Outro alerta que a ginecologista especialista faz é sobre como a ansiedade e o estresse podem afetar o corpo, incluindo o sistema imunológico que garante a proteção contra infecções. “Em um momento como esse da pandemia, precisamos muito do nosso sistema de defesa e sabemos que o estresse e a ansiedade elevados levam a um enfraquecimento do sistema imune, deixando o organismo mais susceptível ao desenvolvimento de infecções”, conta a especialista.
Diante de tantas angústias e inquietações, a psicóloga Ane Santa Cecília orienta que é preciso buscar estratégias de enfrentamento para vencer esta fase, buscando desenvolver a resiliência e a ressignificação dos momentos difíceis. “Precisamos tirar o foco do que não temos agora e pensar naquilo que está ao nosso alcance. Observo pessoas com dificuldades financeiras aproveitando este momento para fazer cursos e melhorar o currículo, outras que para manter a rotina de atividades físicas aproveitam para fazer exercícios em casa com os filhos. É importante nos conhecermos para identificarmos o que nos proporcionará prazer e ocupar nosso tempo com isso, aproveitar para descobrir novas possibilidades em meio às limitações. Não há uma receita para ajudar a aliviar a ansiedade, para cada um é diferente”, destaca Ane.
Para as mulheres, que além de buscar equilíbrio para si ainda lidam com as ansiedades dos filhos, a psicóloga reforça que é importante envolver as crianças e atribuir responsabilidades para elas em casa. “A criança precisa se envolver com alguma coisa, pois quando fica ociosa vai ficar mais ansiosa e agitada. Temos que usar a criatividade para exercer funções e ter o tempo ao nosso favor, planejando atividades com eles. Não dá pra sair, mas dá para se divertir em casa. É muito importante também colocar responsabilidades para cada um, reorganizar os papéis em casa e distribuir funções entre todos”, comenta a psicóloga.
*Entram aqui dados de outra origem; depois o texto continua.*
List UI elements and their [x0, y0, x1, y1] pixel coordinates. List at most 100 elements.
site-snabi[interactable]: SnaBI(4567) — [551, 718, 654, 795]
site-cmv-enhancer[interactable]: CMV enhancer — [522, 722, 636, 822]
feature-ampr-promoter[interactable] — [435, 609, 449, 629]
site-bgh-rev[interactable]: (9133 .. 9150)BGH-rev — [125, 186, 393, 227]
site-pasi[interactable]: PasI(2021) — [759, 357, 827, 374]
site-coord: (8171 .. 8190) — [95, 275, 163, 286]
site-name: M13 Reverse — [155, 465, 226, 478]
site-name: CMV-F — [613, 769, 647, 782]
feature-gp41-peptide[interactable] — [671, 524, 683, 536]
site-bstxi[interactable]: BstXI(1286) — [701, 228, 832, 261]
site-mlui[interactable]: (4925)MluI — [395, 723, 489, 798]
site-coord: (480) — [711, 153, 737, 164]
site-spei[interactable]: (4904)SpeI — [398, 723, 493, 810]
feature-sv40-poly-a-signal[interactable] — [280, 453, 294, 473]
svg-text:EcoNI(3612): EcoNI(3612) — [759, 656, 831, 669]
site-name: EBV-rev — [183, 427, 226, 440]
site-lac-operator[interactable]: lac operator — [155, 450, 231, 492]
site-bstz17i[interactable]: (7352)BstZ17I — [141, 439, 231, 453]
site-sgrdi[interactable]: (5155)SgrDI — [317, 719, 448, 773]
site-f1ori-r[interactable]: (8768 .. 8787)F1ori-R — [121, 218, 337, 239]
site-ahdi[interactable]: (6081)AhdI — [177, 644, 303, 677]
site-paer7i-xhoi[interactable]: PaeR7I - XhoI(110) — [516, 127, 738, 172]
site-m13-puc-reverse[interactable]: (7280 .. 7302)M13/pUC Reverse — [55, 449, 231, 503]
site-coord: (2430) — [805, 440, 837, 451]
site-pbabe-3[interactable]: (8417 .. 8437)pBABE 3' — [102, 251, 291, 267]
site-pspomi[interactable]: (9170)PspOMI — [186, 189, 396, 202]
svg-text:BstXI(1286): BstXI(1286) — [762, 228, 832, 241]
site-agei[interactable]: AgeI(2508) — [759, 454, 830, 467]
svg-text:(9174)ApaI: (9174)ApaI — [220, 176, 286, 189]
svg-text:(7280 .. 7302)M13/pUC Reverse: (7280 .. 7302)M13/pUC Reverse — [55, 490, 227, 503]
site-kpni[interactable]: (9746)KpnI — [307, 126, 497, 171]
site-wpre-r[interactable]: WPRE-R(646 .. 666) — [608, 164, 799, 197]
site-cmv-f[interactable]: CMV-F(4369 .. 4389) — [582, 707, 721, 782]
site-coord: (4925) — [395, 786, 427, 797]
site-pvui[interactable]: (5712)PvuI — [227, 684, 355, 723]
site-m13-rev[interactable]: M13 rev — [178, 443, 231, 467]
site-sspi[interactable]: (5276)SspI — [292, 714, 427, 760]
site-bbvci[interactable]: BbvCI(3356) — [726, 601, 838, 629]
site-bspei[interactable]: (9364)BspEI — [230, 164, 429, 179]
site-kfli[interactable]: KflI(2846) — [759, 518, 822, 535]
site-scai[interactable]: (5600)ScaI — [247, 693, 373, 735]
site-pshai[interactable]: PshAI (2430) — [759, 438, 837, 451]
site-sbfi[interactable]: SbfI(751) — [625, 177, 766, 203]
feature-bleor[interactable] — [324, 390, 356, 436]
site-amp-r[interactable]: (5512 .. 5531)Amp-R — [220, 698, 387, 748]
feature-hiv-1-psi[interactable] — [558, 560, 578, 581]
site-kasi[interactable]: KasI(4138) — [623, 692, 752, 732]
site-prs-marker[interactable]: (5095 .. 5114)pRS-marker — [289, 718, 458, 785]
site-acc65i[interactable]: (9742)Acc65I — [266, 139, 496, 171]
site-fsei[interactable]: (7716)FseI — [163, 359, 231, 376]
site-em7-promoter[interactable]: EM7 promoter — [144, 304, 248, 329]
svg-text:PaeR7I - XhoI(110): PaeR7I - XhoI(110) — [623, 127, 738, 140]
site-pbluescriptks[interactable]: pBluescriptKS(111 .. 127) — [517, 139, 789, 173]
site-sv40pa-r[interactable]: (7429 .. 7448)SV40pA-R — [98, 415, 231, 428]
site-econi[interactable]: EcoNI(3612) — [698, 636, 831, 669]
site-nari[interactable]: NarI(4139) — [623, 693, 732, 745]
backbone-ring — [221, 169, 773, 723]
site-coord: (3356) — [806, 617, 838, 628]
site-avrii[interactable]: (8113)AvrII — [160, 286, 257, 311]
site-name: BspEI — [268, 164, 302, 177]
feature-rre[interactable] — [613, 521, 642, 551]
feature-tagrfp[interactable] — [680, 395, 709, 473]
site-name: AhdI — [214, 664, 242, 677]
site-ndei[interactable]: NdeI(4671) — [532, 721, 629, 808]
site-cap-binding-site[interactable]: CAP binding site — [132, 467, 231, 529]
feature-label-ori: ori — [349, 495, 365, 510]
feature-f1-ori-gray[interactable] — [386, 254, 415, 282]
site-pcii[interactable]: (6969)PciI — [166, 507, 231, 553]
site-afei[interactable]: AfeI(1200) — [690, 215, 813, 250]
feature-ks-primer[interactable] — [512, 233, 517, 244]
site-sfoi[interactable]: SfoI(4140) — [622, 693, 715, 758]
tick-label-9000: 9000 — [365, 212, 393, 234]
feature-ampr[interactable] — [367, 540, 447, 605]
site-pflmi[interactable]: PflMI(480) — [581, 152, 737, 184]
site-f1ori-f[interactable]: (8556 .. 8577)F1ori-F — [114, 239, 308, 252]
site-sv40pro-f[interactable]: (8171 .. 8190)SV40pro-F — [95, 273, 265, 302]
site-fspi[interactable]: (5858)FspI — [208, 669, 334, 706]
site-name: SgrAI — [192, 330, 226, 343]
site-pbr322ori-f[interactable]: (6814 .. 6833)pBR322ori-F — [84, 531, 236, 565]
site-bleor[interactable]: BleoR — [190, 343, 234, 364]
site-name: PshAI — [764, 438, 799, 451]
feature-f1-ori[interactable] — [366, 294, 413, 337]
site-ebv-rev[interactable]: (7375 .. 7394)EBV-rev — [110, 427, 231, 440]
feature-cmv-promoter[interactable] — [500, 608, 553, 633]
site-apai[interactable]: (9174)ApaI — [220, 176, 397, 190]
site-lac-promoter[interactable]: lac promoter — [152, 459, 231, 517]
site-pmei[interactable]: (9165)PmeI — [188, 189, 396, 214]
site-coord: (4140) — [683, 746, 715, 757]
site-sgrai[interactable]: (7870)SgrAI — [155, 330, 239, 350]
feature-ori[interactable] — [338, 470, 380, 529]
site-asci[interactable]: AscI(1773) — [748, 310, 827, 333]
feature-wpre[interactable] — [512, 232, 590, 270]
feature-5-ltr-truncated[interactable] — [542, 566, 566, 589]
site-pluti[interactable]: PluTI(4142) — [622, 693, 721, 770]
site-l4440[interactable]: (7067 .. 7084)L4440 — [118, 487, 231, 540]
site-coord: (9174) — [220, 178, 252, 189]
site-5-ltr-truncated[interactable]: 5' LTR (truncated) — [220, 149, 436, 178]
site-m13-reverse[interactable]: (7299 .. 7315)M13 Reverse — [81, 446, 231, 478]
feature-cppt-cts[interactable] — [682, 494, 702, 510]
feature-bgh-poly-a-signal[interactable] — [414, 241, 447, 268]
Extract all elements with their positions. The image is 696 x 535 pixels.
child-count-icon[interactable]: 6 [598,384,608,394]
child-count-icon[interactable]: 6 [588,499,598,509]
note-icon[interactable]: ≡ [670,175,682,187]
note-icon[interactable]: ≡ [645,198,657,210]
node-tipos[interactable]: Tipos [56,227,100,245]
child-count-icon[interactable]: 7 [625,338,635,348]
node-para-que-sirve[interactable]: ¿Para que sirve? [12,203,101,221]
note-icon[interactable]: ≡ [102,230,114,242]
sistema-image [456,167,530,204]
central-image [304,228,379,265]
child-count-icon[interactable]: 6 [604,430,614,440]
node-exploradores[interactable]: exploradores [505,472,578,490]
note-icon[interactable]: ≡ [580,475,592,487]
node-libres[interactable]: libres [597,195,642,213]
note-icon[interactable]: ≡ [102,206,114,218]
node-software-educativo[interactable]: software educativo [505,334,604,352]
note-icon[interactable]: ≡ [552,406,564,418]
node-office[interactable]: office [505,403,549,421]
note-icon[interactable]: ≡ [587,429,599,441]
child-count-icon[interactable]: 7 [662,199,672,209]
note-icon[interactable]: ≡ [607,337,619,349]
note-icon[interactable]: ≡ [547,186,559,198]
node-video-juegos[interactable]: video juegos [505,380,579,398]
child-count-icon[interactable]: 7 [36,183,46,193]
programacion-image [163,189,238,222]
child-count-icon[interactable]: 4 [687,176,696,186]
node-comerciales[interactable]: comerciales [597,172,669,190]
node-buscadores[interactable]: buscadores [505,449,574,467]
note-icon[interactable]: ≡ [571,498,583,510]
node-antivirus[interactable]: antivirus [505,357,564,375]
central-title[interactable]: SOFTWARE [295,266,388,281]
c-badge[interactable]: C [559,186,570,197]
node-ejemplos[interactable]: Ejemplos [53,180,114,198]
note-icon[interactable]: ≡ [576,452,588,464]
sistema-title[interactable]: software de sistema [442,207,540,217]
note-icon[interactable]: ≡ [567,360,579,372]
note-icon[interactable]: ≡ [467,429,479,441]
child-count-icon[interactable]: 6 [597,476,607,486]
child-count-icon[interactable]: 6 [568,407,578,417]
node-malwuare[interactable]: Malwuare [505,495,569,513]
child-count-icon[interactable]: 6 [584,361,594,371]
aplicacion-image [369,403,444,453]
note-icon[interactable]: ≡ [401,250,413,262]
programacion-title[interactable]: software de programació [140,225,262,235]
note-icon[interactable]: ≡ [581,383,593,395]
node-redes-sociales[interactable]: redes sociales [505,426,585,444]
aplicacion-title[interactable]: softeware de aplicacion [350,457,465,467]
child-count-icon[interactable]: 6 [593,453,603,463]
Apesar de destacar muito a necessidade de ocupar-se e manter-se ativo, para encontrar equilíbrio também é fundamental respeitar os momentos de descanso. “Também não precisa fazer algo o tempo todo, pode aproveitar para descansar, por que não passar um dia vendo filmes? Importante saber separar as jornadas, definir momentos de descanso efetivo e aproveitar para realmente se desligar”, explica a psicóloga que completa lembrando a relevância da positividade. “É preciso entender que somos capazes de sofrer e superar. Enfrentando de uma forma positiva, o tratamento e o processo serão mais suaves. A jornada não é fácil, mas quando vivida com otimismo, com certeza as coisas vão ser melhores”, conclui a psicóloga.